The Real Deal New York

Vornado announces “handshake” deal to sell 666 Fifth stake to Kushner

Steve Roth's firm will hold onto the retail
By Will Parker | April 06, 2018 05:01PM

Charles Kushner, 666 Fifth Avenue and Steve Roth (Credit: Getty Images)

Vornado Realty Trust chairman Steve Roth said Friday he had a “handshake” deal to sell the company’s 49.5 percent stake in 666 Fifth Avenue to the office building’s majority owner, Kushner Companies.

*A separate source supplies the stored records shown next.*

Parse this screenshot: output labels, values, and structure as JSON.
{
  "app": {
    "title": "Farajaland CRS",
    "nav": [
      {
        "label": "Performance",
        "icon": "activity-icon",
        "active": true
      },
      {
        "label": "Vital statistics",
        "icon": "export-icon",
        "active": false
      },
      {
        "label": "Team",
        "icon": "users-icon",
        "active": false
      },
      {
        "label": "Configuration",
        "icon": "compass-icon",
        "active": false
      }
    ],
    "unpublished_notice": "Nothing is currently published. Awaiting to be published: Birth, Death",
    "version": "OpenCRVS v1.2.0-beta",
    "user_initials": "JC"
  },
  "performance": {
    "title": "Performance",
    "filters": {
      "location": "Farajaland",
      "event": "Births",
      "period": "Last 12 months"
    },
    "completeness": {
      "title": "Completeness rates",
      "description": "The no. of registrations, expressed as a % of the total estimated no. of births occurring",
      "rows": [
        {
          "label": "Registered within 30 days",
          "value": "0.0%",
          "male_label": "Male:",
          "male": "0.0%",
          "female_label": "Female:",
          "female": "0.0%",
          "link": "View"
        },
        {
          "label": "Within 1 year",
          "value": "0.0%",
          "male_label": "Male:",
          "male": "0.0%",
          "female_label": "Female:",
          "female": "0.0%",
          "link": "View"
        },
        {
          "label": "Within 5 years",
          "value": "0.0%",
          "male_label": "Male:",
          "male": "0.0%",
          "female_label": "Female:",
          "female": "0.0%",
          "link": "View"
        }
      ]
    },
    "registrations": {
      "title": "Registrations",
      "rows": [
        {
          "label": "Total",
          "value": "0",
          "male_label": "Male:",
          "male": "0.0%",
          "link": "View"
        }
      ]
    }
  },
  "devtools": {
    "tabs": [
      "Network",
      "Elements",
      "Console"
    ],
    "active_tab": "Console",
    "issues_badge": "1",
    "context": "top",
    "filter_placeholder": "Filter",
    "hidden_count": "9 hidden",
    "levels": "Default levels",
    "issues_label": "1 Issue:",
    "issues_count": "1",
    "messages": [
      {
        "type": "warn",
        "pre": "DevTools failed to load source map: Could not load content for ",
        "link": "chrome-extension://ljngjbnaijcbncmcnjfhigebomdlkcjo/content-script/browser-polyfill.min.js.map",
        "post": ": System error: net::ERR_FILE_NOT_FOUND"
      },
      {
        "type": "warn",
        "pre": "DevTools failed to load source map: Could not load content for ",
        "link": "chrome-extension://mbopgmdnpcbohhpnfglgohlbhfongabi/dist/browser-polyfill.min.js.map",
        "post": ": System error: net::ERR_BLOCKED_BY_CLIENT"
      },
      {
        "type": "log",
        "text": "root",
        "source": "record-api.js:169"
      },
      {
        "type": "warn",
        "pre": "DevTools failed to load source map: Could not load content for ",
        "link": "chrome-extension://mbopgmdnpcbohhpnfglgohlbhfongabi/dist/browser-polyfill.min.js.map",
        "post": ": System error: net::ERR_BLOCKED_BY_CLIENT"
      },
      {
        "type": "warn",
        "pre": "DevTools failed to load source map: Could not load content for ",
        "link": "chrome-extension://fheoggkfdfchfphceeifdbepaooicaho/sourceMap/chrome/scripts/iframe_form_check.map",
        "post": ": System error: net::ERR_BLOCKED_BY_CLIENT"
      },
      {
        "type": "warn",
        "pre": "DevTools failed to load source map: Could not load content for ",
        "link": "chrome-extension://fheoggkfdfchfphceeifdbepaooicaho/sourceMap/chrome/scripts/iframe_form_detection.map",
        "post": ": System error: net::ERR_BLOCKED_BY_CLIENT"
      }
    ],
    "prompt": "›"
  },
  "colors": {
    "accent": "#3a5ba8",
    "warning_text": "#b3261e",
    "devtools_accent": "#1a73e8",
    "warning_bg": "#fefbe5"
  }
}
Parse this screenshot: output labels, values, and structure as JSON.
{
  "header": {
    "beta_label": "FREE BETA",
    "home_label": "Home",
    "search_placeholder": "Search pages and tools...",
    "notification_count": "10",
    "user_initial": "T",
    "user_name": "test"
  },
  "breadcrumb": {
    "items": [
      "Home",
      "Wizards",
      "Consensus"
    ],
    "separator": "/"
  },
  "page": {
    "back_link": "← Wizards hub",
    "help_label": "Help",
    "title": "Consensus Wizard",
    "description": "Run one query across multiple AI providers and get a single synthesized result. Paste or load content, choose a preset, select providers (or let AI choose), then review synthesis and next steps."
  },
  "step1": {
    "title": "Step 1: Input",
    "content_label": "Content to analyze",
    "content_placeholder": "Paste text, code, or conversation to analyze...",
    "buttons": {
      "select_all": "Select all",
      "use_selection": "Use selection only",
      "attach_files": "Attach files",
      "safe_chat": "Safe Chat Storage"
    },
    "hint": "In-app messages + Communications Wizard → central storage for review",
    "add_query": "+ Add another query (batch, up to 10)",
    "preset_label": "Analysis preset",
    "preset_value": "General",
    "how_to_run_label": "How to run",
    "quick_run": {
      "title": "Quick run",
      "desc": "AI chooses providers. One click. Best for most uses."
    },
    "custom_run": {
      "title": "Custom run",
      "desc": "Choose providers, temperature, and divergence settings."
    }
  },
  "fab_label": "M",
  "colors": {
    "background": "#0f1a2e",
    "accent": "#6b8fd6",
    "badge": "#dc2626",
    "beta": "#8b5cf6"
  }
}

In the company’s annual letter to shareholders, Vornado said it intended to retain its ownership in the building’s retail condominium, even if the deal to sell its office stake goes through. The sale, Roth said, would pay off Vornado’s share of debt on the property. Additionally, capital gains stemming from deducted losses on the underperforming building would be made up for by other losses related to its ownership in now bankrupt Toys “R” Us, Roth said.

“While not the outcome we expected going in, it’s now the appropriate outcome for us and for our partner,” he told shareholders.

Bloomberg was the first to report the news.

Reports surfaced in February that the two companies had entered talks on such a sale.

Four years after Kushner Companies bought the tower for what was in 2007 a record breaking sum of $1.8 billion, Vornado acquired nearly half of it, paying just $80 million and agreeing to take on half of the building’s $1.2 billion in debt. That debt, which was collateralized in a CMBS loan, comes due in February 2019, and sent Kushner Companies on a global search for potential partners to invest in or refinance the building.

A representative for Kushner Companies did not respond to The Real Deal‘s request for comment.

The occupancy rate at the 1.5 million-square-foot tower is 73 percent, according to data service Trepp. Kushner Companies was known to have been attempting to empty the out-of-date office tower and replace it with a massive mixed-use project, featuring a hotel, condominium units and more retail space. The redevelopment plan was originally valued at as much as $12 billion, but has not moved forward.

Christian Bautista contributed reporting.